3. A screen component uses a sprite to represent its visual characteristics over time
- Sprite Animation
1. Uses several graphics each representing a frame in the animation
2. Loops through each frame using an index for the current frame
3.Â At drawing time, draw the current frame
- Collision detection
1. In Alien Attack, simple bounding box intersection (i.e. is the laser shot rectangle intersecting with an alien ship rectangle) check is performed
2. We test for collision between:
a) a laser shot fired by the mothership and an alien ship (mothership wins)
b) a laser shot fired by the alien ship and the mothership (alien wins)
c) an alien ship and the mothership (crash)
The game due to its basic structure only relies on a small subset of the XNA framework.
At the core, creating a new game means subclassing the Microsoft.Xna.Framework.Game class and overriding the two core methods:
- void Update(GameTime gameTime)
- void Draw(GameTime gameTime)
Update can take into account the game time and manage the active screen, as well as delegate to the screen the update of its visual components.
Draw allows you to drawn strings or graphics as you would expect.
The minimal class diagram looks like this:
See the note on each class above for its core purpose.
The game is organized around two screens, the title screen serving as the introduction, and the main game screen. The overall AlienAttackGame class manages which of the two screens should be active by asking the current screen to return what should be the next screen once its update is complete. So for example when the TitleScreen detects that the Enter key has been pressed, it will return the GameScreen as the next screen to display. The game will then instantiate the Game screen and make it the active screen.
The GameScreen implementation consists of implementing its visual components in the following sequence:
- the mothership (known as the “player” in the book – I renamed to make it sound more fun.
- the laser shots appearing when the gamer hits the space key
- the enemies and their random laser shots
- the explosions triggered when collision occurs
- the scoreboard
I used a combination of the prefabricated graphics and sounds available on the Coding4Fun web site. But I also made my own custom graphics and titles using Adobe Photoshop Elements (but you can also use Microsoft Expression Designer, Paint.NET or your favorite graphical designer).
To make it easier for the visual components to be animated, a “sprite” model is used. This is a class which will keep track of the individual graphics (frames) making up the animation. For example the laser shots animation toggles between two images, while the explosion uses 10 images:
So for each visual component, a subclass of Sprite is created. The most complex component is the EnemyGroup which manages the matrix of enemies and make it move back and forth across the screen, while firing laser shots randomly!
The full class diagram once the game is complete looks like this:
It takes a few hours to implement the game using the book and if you follow an even more incremental approach than what the book recommends, you can see the game evolve pretty well and have quite a bit of fun along the way!
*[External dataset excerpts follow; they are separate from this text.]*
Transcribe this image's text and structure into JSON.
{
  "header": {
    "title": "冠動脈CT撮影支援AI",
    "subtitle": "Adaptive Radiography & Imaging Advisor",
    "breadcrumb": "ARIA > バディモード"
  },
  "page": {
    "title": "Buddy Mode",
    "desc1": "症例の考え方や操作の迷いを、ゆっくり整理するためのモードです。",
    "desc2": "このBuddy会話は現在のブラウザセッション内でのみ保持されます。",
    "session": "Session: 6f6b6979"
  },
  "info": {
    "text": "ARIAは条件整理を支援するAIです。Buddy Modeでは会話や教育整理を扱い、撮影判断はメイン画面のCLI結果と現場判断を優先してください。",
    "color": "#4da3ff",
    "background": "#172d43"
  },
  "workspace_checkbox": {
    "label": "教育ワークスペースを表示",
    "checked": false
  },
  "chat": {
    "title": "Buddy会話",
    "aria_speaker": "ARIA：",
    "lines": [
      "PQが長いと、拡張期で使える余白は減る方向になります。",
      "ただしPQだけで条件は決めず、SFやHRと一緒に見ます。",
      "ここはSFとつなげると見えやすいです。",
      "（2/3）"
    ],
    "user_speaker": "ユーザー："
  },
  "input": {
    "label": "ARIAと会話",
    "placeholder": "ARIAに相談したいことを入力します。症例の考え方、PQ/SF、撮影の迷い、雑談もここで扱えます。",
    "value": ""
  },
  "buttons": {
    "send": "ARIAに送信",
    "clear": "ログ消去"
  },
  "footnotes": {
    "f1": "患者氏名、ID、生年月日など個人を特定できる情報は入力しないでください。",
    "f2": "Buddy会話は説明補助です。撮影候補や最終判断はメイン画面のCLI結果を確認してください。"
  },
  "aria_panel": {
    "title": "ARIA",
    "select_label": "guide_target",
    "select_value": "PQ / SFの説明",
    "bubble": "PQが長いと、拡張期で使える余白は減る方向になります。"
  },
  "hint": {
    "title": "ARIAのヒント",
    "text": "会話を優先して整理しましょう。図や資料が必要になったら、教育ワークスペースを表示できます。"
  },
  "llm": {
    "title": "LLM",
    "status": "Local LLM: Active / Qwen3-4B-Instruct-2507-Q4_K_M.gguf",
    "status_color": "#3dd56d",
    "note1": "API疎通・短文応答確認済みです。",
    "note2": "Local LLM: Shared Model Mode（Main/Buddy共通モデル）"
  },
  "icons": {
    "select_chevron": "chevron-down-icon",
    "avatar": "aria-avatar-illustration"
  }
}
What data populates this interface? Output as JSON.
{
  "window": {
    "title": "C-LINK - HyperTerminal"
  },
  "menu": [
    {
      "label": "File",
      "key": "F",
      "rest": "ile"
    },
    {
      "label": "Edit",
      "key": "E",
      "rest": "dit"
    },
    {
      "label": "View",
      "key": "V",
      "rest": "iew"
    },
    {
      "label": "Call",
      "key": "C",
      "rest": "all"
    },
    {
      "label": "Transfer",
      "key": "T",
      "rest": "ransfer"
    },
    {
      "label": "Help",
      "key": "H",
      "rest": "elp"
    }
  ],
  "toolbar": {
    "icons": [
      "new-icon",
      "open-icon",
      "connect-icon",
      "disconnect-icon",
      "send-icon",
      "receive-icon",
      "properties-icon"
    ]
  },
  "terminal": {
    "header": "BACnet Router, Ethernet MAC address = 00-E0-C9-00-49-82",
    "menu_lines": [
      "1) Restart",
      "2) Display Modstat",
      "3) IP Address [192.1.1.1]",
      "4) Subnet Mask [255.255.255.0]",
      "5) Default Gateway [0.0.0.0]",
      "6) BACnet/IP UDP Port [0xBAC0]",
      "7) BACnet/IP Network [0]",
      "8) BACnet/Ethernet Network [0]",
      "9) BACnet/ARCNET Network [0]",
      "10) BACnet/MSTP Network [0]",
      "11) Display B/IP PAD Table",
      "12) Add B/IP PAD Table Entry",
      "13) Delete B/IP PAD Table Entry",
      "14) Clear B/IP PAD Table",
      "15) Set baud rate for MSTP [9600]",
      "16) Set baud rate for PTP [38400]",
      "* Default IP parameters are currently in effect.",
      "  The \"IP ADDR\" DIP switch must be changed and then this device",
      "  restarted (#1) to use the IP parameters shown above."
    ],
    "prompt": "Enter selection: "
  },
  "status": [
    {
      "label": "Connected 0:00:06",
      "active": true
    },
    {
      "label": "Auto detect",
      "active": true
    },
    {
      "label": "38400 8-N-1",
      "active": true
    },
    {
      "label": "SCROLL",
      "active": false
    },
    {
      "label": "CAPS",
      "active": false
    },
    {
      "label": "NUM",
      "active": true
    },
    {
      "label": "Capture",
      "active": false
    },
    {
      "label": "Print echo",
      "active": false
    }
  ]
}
Once you get the architecture of the game you can proceed with more refinements, for example:
- Play with textures on individual frames and objects
- Customize the graphics and sounds
- Implement multiple enemy groups to make the game harder
- Implement more complex collision detection
- Vary speed and complexity based on levels
A few things to note as well:
- XNA supports the Zune (I did not try that out since I have an iPod) and of course the XBox
- Silverlight currently does not support XNA directly although SilverSprite, an open source project provide some amount of cross-platform support
- Games can be written in most CLR-based languages. One of the next things I will play with is to use IronRuby to write the game.
I hope that this post will encourage more people to try XNA for game development!